DDoS - keep the threat on your radar

DDoS - keep the threat on your radar

Distributed denial of service (DDoS) attacks are experiencing something of a renaissance in connection with ransomware. As Europol's Internet Organized Crime Threat Assessment report makes clear, DDoS attacks are among the biggest threats to businesses.

Why is that? Digital security measures could not be implemented equally in all companies and government agencies. Corona has forced large corporations, SMEs and government agencies alike to act quickly.
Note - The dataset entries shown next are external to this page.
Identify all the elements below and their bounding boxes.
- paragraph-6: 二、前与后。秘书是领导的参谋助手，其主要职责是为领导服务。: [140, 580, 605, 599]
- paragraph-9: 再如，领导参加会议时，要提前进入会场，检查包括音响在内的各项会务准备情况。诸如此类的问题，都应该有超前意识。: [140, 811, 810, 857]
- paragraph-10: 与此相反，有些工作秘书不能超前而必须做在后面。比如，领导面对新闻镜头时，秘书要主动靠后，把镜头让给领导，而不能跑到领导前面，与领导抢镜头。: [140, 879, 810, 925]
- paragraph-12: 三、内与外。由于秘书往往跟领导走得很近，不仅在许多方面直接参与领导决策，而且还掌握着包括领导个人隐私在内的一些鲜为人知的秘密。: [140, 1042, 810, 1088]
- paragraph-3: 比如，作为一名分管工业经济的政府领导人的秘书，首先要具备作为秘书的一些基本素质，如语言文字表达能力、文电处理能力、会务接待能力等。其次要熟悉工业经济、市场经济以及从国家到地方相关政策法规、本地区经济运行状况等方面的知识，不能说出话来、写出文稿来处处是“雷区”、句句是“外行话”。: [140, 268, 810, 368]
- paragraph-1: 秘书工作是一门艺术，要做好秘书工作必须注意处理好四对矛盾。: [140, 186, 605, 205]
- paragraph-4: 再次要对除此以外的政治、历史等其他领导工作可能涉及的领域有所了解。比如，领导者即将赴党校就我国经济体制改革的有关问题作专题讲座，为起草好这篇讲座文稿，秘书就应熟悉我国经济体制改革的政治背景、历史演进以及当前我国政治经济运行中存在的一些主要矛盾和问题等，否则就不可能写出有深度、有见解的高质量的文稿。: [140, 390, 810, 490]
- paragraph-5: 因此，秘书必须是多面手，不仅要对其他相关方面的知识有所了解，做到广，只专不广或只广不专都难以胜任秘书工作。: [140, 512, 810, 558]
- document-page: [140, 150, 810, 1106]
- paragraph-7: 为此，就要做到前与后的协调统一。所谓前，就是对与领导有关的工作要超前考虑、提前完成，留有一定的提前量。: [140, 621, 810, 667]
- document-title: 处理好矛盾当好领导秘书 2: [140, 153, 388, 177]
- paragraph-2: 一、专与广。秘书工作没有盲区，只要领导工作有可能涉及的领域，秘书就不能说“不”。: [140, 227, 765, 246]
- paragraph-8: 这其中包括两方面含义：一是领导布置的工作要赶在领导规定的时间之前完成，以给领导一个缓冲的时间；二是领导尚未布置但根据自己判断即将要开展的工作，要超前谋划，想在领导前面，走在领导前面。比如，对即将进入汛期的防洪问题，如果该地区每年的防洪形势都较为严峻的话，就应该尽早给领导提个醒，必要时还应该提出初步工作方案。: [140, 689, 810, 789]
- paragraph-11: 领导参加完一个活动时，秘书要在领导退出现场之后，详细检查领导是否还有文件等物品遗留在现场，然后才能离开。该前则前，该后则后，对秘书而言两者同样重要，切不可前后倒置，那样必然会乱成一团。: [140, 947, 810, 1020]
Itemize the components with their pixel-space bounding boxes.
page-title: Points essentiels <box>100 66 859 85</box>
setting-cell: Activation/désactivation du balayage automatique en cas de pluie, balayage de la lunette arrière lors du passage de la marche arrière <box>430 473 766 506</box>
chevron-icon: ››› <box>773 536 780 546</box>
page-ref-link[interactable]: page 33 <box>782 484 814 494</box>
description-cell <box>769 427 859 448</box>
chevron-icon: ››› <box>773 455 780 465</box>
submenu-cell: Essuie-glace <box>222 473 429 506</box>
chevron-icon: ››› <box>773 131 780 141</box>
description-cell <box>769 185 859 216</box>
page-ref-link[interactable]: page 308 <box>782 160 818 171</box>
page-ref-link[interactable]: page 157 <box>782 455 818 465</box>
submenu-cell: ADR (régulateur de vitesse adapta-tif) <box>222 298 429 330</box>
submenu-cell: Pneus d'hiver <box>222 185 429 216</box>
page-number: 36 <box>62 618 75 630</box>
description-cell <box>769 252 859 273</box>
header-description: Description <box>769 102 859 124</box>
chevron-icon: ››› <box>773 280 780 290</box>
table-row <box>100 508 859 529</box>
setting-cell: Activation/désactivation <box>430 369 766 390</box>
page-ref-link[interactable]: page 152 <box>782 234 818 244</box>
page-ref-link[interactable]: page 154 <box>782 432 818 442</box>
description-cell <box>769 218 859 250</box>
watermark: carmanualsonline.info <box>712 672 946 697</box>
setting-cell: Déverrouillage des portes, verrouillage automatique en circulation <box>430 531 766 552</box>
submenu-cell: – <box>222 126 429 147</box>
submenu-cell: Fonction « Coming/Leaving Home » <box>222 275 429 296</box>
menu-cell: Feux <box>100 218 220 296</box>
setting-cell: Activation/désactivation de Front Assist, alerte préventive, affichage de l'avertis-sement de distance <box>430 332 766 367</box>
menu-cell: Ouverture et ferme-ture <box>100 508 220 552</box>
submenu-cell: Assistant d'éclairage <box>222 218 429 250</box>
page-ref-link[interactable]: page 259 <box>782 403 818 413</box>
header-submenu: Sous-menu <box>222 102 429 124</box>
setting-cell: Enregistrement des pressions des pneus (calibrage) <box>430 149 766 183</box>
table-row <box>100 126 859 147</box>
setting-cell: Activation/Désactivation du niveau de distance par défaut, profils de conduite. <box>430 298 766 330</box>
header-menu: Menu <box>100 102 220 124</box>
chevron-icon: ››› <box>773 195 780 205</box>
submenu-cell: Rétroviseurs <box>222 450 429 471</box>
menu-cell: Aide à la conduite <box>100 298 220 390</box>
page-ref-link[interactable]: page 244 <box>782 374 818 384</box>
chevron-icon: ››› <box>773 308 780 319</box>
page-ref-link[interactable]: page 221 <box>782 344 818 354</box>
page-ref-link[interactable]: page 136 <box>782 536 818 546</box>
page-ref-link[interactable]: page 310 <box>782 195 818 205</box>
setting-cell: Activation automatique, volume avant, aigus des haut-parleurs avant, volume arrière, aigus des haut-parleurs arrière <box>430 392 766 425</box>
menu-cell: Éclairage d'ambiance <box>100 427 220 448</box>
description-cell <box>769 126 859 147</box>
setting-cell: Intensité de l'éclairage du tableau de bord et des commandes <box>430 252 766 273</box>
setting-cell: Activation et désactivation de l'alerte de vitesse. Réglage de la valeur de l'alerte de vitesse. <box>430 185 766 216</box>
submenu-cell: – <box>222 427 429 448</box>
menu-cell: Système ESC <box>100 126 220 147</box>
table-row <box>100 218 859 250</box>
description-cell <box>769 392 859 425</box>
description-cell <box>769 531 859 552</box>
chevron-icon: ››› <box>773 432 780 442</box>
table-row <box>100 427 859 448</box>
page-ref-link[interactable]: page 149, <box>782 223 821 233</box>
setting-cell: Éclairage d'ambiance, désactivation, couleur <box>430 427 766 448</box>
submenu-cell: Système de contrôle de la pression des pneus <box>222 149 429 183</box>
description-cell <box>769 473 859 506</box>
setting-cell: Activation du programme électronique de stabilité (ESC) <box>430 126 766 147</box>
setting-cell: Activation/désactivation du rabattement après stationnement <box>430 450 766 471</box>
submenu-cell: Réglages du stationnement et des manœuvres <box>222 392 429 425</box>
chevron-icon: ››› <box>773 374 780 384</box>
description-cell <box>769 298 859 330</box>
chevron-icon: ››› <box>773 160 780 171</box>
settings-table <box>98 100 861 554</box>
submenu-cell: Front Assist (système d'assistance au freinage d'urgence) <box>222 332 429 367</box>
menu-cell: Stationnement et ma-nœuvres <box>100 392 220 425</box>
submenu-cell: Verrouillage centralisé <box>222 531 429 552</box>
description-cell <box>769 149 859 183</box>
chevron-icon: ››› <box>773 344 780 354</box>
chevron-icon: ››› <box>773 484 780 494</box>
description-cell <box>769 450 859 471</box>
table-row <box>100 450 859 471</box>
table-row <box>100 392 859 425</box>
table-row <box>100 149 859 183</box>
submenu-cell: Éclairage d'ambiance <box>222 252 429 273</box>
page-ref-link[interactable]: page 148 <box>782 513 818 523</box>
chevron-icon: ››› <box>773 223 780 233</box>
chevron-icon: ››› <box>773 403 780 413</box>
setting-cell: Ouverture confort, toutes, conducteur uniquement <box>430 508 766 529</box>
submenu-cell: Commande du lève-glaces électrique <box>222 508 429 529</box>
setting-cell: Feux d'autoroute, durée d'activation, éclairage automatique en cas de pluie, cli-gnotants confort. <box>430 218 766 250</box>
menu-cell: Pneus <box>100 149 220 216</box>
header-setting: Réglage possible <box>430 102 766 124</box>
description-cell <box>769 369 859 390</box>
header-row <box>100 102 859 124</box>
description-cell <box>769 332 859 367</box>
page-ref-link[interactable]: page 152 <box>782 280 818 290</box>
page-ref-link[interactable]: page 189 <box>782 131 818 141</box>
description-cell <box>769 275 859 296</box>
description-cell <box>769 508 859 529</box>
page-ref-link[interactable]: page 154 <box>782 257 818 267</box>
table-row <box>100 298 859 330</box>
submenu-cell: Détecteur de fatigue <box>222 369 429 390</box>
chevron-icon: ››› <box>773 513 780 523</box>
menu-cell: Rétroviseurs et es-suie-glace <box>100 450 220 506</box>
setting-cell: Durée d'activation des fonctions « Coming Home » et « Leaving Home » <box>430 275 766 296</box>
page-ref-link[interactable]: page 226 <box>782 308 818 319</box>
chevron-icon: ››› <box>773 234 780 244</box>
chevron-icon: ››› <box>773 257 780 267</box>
In addition, there are more and more intercommunicating, networked IoT devices, and the Internet of Things is clearly on the rise, helping parallel developments such as 5G and the use of cloud technologies to gain momentum. DDoS attacks are becoming more complex and therefore more powerful because they now target many different devices and therefore parts of the enterprise network.

More businesses and government agencies are turning to cloud solutions during the pandemic

Manufacturing and logistics companies are equipping warehouses and entire production lines with cloud services to keep track of inventory and loads. In addition, each of these services ends up needing an API to be functional. These interfaces simplify enterprise processes - but they can be dramatic vulnerabilities that could cripple business-critical operations, for example. Simple protection is not enough here; what you need is broad protection against Layer 7 attacks.

DDoS as an "activity" of professional, criminal groups and individuals also benefits from cryptocurrencies and ways to transact anonymously online. Botnet-based attacks now occur via AI systems and data-centric, organized models that no longer require the originators to have specific IT skills.

Ransomware operations as affiliates

For example, it is now possible to book DDoS attackers to offer their services as part of an attack wave. For attacked companies, this sometimes means significant financial losses because of lost business and reputational damage. Cyber-attacks such as DDoS attacks are one attack scenario of many, but often together with ransomware as a service and monetized in this way.

While in the past banks were increasingly the target of DDoS attacks, today more and more public institutions and authorities such as police forces or even local governments being hit. In addition, arrests have so far not had the desired impact on the growth market behind distributed denial-of-service attacks. In addition, many of these attacks go unreported or, at worst, go unnoticed for several hours. One fierce attack recently hit AWS, causing traditional customer requests classified as malicious by the system. At the same time, Google Cloud Platform experienced very similar issues.

Protocol- and application-based attacks, executed by botnets "fired" from compromised computers, phones, or IoT devices, are something we will see more of in the future. RDDoS, i.e. ransomware paired with DDoS attacks by so-called threat actor groups will probably also increase. Ransom demands are made in bitcoin currencies. These attacks serve as a red herring. Because while security teams are busy with the DDoS attack, attackers can drive further attacks. We know this case from the Armada Collective attack on the New Zealand Stock Exchange in the summer of 2020, where trading had to be completely halted. The target here was not only the public websites of the exchange, but backend infrastructures, API endpoints, DNS servers and the Internet service providers.

What can companies do? The key is to ensure resilience, integrity and uptime of all digital services and platforms. A DDoS attack on national infrastructure networks would have dramatic consequences, not counting costs of downtime. Do not accept ransomware, but report an RDDoS attack to law enforcement authorities.

Please note: when we talk about ransomware, it is technically a type of malware that encrypts a victim's file and blocks his access to it. The term "ransom" is common for the process itself; however, ransomware is often used synonymously.